Mercedes-Benz have a very good automatic gearbox, four-speed with a fluid coupling instead of a torque converter which always starts the car in bottom gear. It holds onto a low ratio in traffic even when you feel that it might be about to change up—you can feel the retarding effect of this—and when it does elect to change up or down the action is smooth, and efficient, even under kick-down. Moreover it absorbs only 4% of engine power. There are the customary “hold” controls in the clever nylon-faced gate of the floor lever for those who want them, and the gear locations are now lettered instead of numbered, P.N.D.S.L., “S” standing for “slope”, replacing the more formal PN432—is this a hint that Mercedes may be going over to a torque converter transmission?
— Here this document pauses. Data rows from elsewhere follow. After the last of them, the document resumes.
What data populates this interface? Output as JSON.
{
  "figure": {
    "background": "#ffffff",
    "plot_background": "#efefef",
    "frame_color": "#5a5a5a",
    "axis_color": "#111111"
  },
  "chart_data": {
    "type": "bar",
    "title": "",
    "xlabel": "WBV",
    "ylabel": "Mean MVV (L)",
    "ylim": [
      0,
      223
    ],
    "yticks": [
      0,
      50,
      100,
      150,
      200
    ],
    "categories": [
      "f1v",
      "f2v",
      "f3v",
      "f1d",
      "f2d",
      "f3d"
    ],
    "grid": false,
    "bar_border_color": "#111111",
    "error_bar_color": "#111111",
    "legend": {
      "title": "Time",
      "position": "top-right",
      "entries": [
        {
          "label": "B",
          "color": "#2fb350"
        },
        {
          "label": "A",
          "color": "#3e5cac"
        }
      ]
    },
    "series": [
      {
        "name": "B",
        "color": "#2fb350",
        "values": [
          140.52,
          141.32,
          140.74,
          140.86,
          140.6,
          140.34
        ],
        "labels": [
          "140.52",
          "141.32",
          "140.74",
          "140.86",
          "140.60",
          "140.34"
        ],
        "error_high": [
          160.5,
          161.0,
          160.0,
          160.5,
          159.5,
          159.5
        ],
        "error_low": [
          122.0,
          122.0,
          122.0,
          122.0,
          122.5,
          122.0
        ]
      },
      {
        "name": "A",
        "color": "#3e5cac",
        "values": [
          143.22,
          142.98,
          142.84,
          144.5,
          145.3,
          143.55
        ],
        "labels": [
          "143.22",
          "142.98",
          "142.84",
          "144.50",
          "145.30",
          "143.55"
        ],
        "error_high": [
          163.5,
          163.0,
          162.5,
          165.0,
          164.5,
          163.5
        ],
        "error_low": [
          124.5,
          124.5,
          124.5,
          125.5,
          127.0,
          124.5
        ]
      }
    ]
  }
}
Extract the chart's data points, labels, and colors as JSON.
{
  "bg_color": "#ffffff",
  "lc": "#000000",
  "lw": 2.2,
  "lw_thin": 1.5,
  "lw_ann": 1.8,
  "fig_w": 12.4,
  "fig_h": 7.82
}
Their present excellent automatic box dates back to 1961, with subsequent improvements.

Anyway, this 280SE 3.5 is splendid to steer, it changes its gears itself in the nicest possible way, and its safety is ensured by light, very powerful and delightfully progressive ventilated disc brakes. The road-holding and cornering, too, are of an accompanying high standard, the 280SE having the low-pivot, compensating swing-axle coil-spring i.r.s.

Finally, there is the engine—the magic which “3.5” implies.

Under the bonnet of what externally could be one of the well-established six-in-line cars, there is a V8 65.8 x 92 mm., 3,499-c.c. power unit of very sophisticated design and construction. It has an overhead camshaft for each bank of cylinders, “computerised” electronic fuel injection and transistorised ignition, an oil-cooler, a visco-driven cooling fan, and a 770-watt three-phase alternator. It complies with the forthcoming European emission control requirements but still develops 200 (DIN) b.h.p.

I had no time to take performance figures, but top speed is put at 127 m.p.h.; which is adequate in a country where the transport leaders of two Government parties put 70 m.p.h. as quite fast enough. Acceleration from a standstill to 60 m.p.h. is said to occupy 9 seconds, which should be sufficient for the fastest of duchesses. I didn’t even have a chance to check petrol consumption, but in lots of traffic driving the tank was far from empty after 250 miles—it holds over 18 gallons and M-B claim nearly 22 m.p.g. This great V8 engine, which weighs only 33 lb. more than the six-cylinder propellant in the best-selling 280SE, transforms the car—the tremendous flow of smooth powerful pick-up, never tailing off, is superb. (What the 6.3-litre version of the 300SEL is like even my vivid imagination finds it hard to conceive…)

The remarkable thing about this splendid Mercedes-Benz 280SE 3.5 is its price—£5,158. As it is a fast car in the luxury rather than the sporting sense it is bound to be compared to our Rolls-Royce Silver Shadow. The Crewe car beats it on ride and quietness and I hear that the once too delicate power steering of the Royce has recently been much improved. The velvet refinement of the Rolls-Royce is unsurpassable; like a pair of perfectly-fitting ballet shoes, against which the Mercedes is as a hand-cobbled pair of high-class brogues. But the least-expensive Silver Shadow costs £2,719 more than this very adequate Mercedes. (That Rolls-Royce are selling more cars than ever, production running at some 50 a week, of which about half are exported, home market customers having to wait some 14 months for delivery, proves that the World has not so far plunged into universal poverty).

We hear rumours these days about BMW closing in on the formerly unassailable Mercedes-Benz domain but anyone who has experienced the enormous performance, the luxury, the dignity, the impeccable controls and manners of this “little” Mercedes will perhaps not thereafter be altogether satisfied with a BMW six-cylinder. In my opinion the modern Mercedes-Benz is one of the best-engineered cars in the World and in V8 form it is a delightful car to drive. The 280SE 3.5 must be regarded as a bargain at just over £5,000.—W. B.